С послевоенного времени заводы, а также их основные родственные цехи и отделы были связаны договорами о «социалистическом соревновании». Для подведения итогов, выяснения, кто же в этом соревновании победил, два раза в год происходил обмен делегациями.  Установился порядок: летом, как правило, к нам на Украину, на яблочки и груши, приезжали кировцы, а зимою в Ленинград ездили харьковчане-малышевцы.  В год, когда мы с Карпущенко затеяли совместное повествование о дружбе наших заводов, летом ленинградская делегация привезла харьковскому заводу подарок:  завязанный узлом  пруток  миллиметров 20 в диаметре  из хромированной  стали. Этот сувенир – творение рук тамошних металлургов – гости назвали «Узел дружбы»  и преподнесли руководству нашего завода на торжественном собрании  как символ  нерушимой связи двух соревнующихся коллективов.

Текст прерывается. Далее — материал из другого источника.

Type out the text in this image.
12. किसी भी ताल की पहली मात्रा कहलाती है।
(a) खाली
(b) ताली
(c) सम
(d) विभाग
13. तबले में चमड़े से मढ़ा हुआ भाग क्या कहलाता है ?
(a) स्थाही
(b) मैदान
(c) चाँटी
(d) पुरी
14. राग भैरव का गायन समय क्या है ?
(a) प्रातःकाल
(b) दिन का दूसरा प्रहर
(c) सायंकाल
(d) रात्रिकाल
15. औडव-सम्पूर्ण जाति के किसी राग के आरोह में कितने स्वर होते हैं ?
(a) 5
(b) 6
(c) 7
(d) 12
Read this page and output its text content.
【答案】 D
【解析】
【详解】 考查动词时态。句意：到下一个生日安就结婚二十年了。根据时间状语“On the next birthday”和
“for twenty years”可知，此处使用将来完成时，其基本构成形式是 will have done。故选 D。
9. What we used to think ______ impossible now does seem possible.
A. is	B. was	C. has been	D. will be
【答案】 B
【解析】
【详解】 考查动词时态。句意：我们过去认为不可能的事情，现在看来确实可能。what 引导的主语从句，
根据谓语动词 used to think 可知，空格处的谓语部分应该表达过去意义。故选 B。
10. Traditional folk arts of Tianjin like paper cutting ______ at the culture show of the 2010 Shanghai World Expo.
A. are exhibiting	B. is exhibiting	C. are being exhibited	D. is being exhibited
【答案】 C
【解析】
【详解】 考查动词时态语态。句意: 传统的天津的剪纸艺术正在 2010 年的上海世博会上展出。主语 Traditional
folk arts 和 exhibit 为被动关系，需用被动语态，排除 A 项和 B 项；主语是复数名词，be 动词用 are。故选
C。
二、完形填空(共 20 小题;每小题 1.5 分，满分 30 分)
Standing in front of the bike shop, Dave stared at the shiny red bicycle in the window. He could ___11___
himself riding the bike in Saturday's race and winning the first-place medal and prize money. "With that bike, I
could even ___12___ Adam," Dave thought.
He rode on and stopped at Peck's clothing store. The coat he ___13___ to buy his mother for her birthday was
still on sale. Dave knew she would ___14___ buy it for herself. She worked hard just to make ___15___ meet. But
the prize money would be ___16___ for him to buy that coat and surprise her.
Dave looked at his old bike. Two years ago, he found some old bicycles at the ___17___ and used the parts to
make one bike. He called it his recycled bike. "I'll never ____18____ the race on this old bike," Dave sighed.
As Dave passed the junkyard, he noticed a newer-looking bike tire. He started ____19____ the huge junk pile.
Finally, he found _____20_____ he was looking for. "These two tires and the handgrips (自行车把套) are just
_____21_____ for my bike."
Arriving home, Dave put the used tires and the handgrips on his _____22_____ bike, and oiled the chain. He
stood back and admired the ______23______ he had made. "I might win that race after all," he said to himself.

Через полгода  начали  (уже на  нашем заводе)  формировать состав очередной делегации. Охотников съездить  на казённые или профсоюзные деньги в северную столицу, отдохнуть и развлечься  нашлось немало, и в составе делегации оказалось 12 человек. К этому времени я вчерне написал первую главу  будущей книги.  Мой прямой и непосредственный начальник открытым текстом попросился к нам с Карпущенко в «соавторы», и я не нашёл в себе решимости ему отказать.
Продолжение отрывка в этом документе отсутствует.